While consequences of the new tax law might seem bleak, some types of giving will not feel the hit as badly. I believe that peer-to-peer fundraising will be minimally affected by the new tax law. With these type of fundraising events, donors give because of their connection to the cause. Either a friend connected to the mission asked them to give or they personally care about the cause. The tax deduction was secondary, if it even played a role at all. Nonprofits should look to their peer-to-peer fundraising programs as an opportunity to replace lost revenue from those who only donated for the tax benefit (by itemizing), as well as grow their revenue for the future.
Nonprofits need to see the new tax law as an opportunity, since it really is. With the tax cuts, many of your supporters will be getting larger paychecks and a larger end-of-year refund check. Use this opportunity to ask your supporters to increase their donations to your nonprofit. Don’t wait until the end of the year to start asking your supporters to increase their donations. If your nonprofit is truly promoting the impact of each dollar donated, you’ll have a much better chance of capturing your share of that money before it’s spent.
Don’t be afraid to tell your supporters how deeply the new tax law could affect your organization. The Tax Policy Center notes the new tax law could mean nonprofits will come up $20 billion short this year. When you get across that urgency, you’ll find many supporters are willing to share their tax savings.
Where I see the biggest opportunity for supporters who’ve lost their tax incentives to help make up that income is with DIY, or Personal Campaigns as we call them in DonorDrive. An example is My Miracle Birthday from Children’s Miracle Network Hospitals. Supporters can set up a campaign in honor of their birthday and then ask their network of friends and family for donations instead of gifts. These campaigns are branded and controlled by CMN Hospitals, while supporters give their donations to their local children’s hospital.

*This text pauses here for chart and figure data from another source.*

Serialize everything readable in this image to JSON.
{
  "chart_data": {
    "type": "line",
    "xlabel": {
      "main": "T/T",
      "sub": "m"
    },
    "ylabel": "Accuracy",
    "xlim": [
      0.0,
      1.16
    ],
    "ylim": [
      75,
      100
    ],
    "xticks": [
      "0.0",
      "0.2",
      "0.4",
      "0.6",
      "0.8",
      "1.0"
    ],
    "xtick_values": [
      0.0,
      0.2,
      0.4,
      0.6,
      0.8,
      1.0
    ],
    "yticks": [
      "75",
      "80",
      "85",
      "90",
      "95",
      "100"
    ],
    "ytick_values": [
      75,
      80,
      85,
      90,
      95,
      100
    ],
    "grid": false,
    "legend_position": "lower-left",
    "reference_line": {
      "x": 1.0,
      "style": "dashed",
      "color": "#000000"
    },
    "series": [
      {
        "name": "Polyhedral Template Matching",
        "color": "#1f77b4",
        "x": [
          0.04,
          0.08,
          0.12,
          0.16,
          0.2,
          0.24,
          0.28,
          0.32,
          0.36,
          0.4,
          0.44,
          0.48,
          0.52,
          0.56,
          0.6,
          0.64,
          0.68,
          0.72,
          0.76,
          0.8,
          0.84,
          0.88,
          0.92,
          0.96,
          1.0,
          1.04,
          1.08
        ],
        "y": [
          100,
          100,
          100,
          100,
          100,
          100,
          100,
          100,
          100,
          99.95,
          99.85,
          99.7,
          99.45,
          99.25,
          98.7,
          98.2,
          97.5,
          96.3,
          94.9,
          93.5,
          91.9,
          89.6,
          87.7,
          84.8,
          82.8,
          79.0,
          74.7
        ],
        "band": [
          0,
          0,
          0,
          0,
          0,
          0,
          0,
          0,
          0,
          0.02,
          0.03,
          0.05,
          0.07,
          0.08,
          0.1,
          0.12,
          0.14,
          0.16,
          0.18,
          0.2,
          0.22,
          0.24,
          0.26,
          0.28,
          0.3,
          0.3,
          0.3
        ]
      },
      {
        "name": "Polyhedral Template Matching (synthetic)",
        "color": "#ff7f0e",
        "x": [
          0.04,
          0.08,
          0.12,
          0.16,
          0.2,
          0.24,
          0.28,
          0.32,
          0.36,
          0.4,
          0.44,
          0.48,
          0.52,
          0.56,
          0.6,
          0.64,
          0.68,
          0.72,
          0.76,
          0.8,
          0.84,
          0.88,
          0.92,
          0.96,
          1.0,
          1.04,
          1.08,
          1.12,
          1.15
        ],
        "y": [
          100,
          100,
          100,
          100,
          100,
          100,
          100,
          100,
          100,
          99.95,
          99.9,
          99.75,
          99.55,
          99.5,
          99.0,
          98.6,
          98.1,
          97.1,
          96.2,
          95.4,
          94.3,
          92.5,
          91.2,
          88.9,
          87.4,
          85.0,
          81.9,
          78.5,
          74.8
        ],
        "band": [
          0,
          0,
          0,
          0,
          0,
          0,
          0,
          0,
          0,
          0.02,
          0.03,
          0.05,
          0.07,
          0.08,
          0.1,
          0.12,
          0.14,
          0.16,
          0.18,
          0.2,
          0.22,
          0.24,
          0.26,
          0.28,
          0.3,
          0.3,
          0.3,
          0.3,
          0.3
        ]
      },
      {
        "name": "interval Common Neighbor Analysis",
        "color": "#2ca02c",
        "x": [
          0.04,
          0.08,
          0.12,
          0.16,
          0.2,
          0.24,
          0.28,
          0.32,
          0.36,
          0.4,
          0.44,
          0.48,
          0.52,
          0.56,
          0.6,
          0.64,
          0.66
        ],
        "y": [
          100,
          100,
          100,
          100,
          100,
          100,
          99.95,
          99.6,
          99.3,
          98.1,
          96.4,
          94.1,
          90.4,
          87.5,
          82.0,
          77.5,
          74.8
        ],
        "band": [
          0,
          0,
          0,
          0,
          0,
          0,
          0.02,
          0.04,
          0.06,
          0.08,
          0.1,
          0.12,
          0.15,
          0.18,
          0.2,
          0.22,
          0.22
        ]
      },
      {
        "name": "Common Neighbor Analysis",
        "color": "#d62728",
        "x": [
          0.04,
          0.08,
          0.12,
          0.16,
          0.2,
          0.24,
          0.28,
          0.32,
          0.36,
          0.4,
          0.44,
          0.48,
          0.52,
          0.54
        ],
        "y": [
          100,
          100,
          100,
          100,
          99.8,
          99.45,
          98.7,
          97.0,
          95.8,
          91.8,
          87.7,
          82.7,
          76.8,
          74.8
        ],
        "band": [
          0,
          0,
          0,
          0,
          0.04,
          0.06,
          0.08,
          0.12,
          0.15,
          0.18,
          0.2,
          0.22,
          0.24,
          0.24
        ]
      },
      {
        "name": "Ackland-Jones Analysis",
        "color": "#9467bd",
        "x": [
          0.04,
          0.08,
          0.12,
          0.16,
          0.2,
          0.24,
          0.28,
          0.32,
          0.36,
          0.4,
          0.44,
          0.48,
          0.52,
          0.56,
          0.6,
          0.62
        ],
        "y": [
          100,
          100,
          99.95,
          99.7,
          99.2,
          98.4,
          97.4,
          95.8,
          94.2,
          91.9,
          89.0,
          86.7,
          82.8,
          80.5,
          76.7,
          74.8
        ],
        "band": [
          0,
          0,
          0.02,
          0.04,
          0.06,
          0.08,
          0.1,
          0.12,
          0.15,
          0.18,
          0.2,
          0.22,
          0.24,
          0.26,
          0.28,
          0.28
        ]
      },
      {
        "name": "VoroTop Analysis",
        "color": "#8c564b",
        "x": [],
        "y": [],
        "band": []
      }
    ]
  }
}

For the supporter, Personal Campaigns don’t limit them to simply make a donation. The tools are there for them to easily get their friends to donate. That $100 they gave to get a tax break last year can easily turn into $500 by asking their friends this year. Through a Personal Campaign, that one supporter can make their impact much bigger on the mission this year when you need it most. Peer-to-peer fundraising, through a Personal Campaign or some other event, is the optimum way to do that.
Don’t wait until Q4 to encourage your supporters to start Personal Campaigns. Life events, like graduations, weddings and anniversaries, mostly happen in the spring. At DonorDrive, we’ve found that spring campaigns typically bring in 70% more revenue. This year, with friends and family having more discretionary income from tax rebates in their wallet, we could see that percentage climb even higher.
Use the Tax Cuts and Jobs Acts to change the story that your nonprofit is telling. Remove the tax break angle. Instead, talk about your mission and the impact that donors can have on it. That’s what we’re seeing resonate best with fundraisers and donors today.